The COPY --from=y allows you to change the context where you are copying from to be another image instead of the build context. It doesn't have to be another stage. So, for example, you could do the following to get a docker binary in your image:
FROM alpine
COPY --from=docker:stable /usr/local/bin/docker /usr/local/bin/
Further documentation on this is available at: https://docs.docker.com/develop/develop-images/multistage-build/
a build stage starts at a FROM statement and ends at the step before the next FROM statement
stage | steɪdʒ |
noun
a point, period, or step in a process or development
Take a practical example: you want to build an image which contains a production ready web server with Typescript files compiled to Javascript. You want to build that Typescript within a Docker container to simplify dependency management. So you need:
node.js
Typescript
any dependencies needed for compilation
Webpack or whatever
nginx/Apache/whatever
In your final image you only really need the compiled .js files and, say, nginx. But to get there, you need all that other stuff first. When you upload that final image, it will contain all the intermediate layers, even if they're unnecessary for the final product.

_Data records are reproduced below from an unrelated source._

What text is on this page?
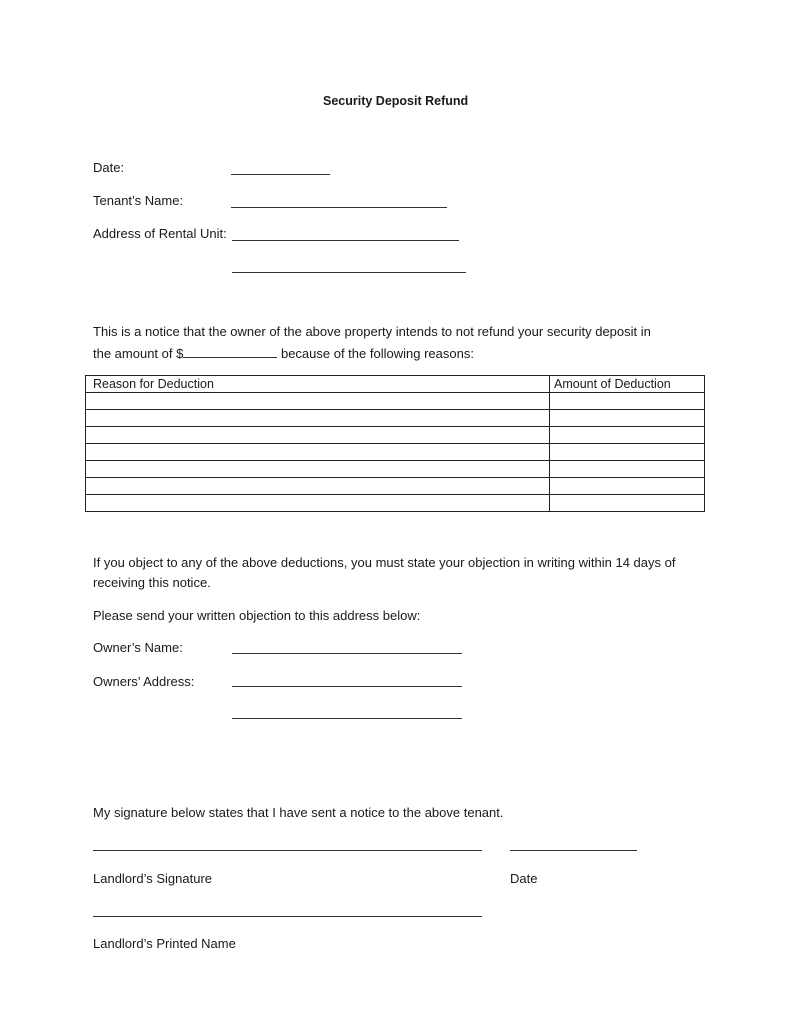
Security Deposit Refund
Date:
Tenant’s Name:
Address of Rental Unit:
This is a notice that the owner of the above property intends to not refund your security deposit in
the amount of $	because of the following reasons:
Reason for Deduction	Amount of Deduction

If you object to any of the above deductions, you must state your objection in writing within 14 days of
receiving this notice.
Please send your written objection to this address below:
Owner’s Name:
Owners’ Address:
My signature below states that I have sent a notice to the above tenant.
Landlord’s Signature	Date
Landlord’s Printed Name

Docker build stages now allow you to actually separate those stages, or steps, into separate images, while still using just one Dockerfile and not needing to glue several Dockerfiles together with external shell scripts or such. E.g.:
FROM node as builder
RUN npm install ...
# whatever you need to build your files
FROM nginx as production
COPY --from=builder /final.js /var/www/html
The final result of this Dockerfile is a small image with nginx as its base plus just the final .js file. It does not contain all the unnecessary stuff like node.js and the npm dependencies.
builder here is the first stage, production is the second stage. In this case the first stage will be discarded at the end of the process, but you can also choose to build a specific stage using docker build --target=builder. A new FROM introduces a new, separate stage. They're essentially separate Dockerfiles, but they can share data using COPY --from.